There had now been a formal complaint against Grady (though not against the second MP, a woman, about whom the party staffer has spoken) and the SNP is, finally, investigating.

Grady has stepped aside as chief whip for the time being. A party spokesman said that after receipt of a formal complaint, “due process” could now take place and there would be no further comment while the investigation is underway.

The SNP might hope this is enough to quell discussion of this situation. It should not be.

We are entitled to ask what the hell senior party figures have been playing at, and whether they simply hoped this troubling situation might be swept under the carpet.

It is especially shocking to hear the allegation that Grady was present when the staff member was called to Blackford’s office.

Whether the complaint was “formal” or not at that stage is neither here nor there.
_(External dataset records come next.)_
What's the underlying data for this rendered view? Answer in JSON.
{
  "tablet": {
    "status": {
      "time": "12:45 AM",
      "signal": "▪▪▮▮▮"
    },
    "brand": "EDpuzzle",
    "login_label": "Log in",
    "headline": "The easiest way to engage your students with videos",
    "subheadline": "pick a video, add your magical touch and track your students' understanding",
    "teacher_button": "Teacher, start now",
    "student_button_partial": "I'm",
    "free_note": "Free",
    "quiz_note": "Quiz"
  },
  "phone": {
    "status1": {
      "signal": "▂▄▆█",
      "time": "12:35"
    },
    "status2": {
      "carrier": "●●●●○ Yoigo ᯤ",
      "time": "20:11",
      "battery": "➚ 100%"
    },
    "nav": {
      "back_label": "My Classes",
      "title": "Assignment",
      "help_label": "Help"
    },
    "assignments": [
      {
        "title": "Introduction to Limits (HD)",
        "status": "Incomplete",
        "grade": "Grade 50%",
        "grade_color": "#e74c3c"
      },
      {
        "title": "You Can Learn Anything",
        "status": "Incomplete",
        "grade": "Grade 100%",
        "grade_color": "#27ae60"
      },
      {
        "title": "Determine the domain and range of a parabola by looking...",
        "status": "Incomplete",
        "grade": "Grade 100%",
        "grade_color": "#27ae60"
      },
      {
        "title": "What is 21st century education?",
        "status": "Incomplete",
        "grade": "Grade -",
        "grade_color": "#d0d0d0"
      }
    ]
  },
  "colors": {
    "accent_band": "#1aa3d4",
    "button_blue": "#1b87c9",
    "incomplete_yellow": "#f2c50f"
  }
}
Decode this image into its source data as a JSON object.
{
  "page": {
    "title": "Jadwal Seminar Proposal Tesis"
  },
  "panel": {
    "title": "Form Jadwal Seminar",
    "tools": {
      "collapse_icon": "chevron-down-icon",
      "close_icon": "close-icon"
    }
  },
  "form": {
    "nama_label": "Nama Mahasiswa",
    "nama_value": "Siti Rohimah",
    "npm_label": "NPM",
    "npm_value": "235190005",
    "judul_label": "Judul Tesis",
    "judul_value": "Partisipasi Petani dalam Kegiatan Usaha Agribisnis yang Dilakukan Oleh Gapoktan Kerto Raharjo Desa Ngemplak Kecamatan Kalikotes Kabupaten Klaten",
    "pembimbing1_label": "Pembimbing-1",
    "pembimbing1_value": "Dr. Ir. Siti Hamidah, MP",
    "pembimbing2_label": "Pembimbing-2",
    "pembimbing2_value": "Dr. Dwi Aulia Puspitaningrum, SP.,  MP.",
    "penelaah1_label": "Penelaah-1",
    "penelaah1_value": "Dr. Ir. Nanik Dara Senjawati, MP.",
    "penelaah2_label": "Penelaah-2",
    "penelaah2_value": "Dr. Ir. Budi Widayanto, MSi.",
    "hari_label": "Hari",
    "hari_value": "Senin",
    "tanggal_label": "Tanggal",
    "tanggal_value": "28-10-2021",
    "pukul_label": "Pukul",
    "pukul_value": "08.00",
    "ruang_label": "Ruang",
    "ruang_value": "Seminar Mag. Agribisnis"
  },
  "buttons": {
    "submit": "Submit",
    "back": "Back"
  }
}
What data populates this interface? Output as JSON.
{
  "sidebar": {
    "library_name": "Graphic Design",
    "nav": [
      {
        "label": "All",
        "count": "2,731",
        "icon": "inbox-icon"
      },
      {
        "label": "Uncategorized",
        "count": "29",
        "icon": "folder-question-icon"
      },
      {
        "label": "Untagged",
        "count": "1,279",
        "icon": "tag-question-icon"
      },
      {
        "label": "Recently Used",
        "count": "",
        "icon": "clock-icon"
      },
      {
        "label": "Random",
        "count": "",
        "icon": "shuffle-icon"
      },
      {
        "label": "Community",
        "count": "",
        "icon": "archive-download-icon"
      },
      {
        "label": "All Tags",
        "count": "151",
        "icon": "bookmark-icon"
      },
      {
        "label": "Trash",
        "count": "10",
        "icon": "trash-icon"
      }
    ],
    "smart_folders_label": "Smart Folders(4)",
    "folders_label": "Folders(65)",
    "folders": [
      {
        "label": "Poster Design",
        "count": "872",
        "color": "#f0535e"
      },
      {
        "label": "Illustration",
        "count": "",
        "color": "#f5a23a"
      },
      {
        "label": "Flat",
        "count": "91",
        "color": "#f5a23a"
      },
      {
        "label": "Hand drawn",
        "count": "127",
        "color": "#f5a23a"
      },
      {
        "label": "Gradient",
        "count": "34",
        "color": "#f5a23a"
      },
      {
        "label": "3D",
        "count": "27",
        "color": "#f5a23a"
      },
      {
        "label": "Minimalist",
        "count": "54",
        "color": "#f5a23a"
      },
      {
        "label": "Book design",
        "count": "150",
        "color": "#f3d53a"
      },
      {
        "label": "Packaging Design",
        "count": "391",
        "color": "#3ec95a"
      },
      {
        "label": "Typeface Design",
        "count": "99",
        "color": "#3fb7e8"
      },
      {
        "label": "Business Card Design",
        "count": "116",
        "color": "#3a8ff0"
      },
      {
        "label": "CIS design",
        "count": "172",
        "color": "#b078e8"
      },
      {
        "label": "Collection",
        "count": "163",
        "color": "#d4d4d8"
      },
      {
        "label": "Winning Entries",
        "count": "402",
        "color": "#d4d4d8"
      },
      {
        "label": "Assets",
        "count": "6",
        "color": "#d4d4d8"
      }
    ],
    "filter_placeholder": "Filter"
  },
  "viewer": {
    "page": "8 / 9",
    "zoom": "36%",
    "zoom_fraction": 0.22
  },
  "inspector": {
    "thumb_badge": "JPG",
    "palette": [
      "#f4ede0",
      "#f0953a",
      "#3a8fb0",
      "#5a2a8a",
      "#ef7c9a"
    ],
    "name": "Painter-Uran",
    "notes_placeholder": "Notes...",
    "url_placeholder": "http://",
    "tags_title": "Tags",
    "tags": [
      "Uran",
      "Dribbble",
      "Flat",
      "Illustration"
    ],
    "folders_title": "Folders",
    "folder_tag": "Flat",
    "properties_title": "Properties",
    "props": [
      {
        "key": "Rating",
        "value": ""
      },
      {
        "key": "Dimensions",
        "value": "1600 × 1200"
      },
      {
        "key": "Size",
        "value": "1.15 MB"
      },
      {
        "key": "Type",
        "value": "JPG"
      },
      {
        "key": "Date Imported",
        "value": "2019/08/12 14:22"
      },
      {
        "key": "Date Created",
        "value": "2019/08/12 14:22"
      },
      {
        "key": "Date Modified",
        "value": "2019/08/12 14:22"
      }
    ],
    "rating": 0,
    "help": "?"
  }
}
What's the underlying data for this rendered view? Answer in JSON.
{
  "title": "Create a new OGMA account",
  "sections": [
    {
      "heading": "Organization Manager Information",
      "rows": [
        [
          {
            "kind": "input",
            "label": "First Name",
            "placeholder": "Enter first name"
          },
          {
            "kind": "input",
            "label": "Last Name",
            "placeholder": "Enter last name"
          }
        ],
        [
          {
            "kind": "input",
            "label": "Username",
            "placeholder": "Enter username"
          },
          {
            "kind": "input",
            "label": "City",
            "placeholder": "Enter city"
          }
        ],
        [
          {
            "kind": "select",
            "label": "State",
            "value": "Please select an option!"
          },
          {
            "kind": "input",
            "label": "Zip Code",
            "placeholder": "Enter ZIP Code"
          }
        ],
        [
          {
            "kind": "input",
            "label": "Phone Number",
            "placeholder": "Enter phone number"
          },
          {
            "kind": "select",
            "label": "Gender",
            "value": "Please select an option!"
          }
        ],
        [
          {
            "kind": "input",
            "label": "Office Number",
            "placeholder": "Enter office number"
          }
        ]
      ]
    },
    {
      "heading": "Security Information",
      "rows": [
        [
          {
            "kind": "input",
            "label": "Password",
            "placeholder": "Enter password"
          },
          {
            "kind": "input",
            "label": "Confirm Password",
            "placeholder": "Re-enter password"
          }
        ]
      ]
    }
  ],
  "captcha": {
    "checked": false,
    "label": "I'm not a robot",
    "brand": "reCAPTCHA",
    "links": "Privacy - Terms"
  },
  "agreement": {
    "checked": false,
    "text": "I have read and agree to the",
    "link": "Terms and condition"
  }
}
This was an appalling misjudgement, an abuse of power that would have left a complainer feeling huge pressure to accept an apology as an end to the matter.

If we are to accept the complainer’s version of events – the SNP says the description of the meeting is “inaccurate” but offers no further clarification – then it is very difficult to escape the conclusion that the party would prefer to have swept this matter under the carpet.

That Grady continued in his role as chief whip tells us this was not a problem taken seriously enough by the SNP leadership.

But, then. should we be surprised if this is so?

Early last year, Scotland’s then finance secretary, Derek Mackay, stepped down from the role after it was revealed that he he had been bombarding a 16-year-old boy with text messages of an intimate nature.

The initial response from party leader Nicola Sturgeon’s office to media inquiries about Mackay was to question the right of newspapers to publish details of the texts.

This clumsy, heavy-handed attempt to prevent publication doesn’t sing of a party committed to doing right by those making complaints about its politicians.

That a year later there is no news of the outcome of a promised disciplinary inquiry into Mackay gives weight to the idea that the SNP would rather these matters were forgotten rather than addressed.

The SNP’s attitude towards sexual harassment has been thrown into sharp focus recently by the Alex Salmond inquiry. The collapse of a Scottish Government investigation into complaints made by two workers at the Scottish Parliament against the former first minister has opened a deep, running sore in the party.

Many Salmond supporters – some of them elected members – choose not to take seriously the idea that two women had genuine concerns about his behaviour, preferring to support a narrative that positions Sturgeon’s predecessor as the victim of a politically motivated plot to bring him down.

The SNP rose to political prominence while questioning the morality of its opponents. Labour and the Conservatives, went the party’s attacks, were bogged down in sleaze. They were secretive and self-interested and only the SNP could be depended upon to offer a new, clean and decent politics.

This was a seductive story to an electorate made weary by political scandals. Who wouldn’t want to be led by men and women who maintained the highest personal standards in all that they say and do?

But the SNP clearly doesn’t maintain the highest standards when it comes to handling complaints made about its own elected members. No amount of clever spin can erase the evidence that this is so.

In recent years, we have begun to discuss the abuse of power. The “Me Too” movement shone a light on dark behaviour of men in the media, business and politics. We are encouraged to take seriously complaints of abusive behaviour, to believe victims, and to ensure that appropriate action is taken to address allegations of impropriety.

If we are to bring about real and meaningful change to the culture of the workplace and across wider society, powerful organisations – be they newspapers, corporations, or political parties – have a duty not only to act swiftly and appropriately when complaints are received but also to ensure that they are seen to be doing so.

The mess of the Alex Salmond inquiry will have done nothing to encourage women that they should feel confident about speaking up.

The SNP’s handling of this latest scandal will only further undermine confidence in a system that still seems heavily weighted against anyone who dares speak up.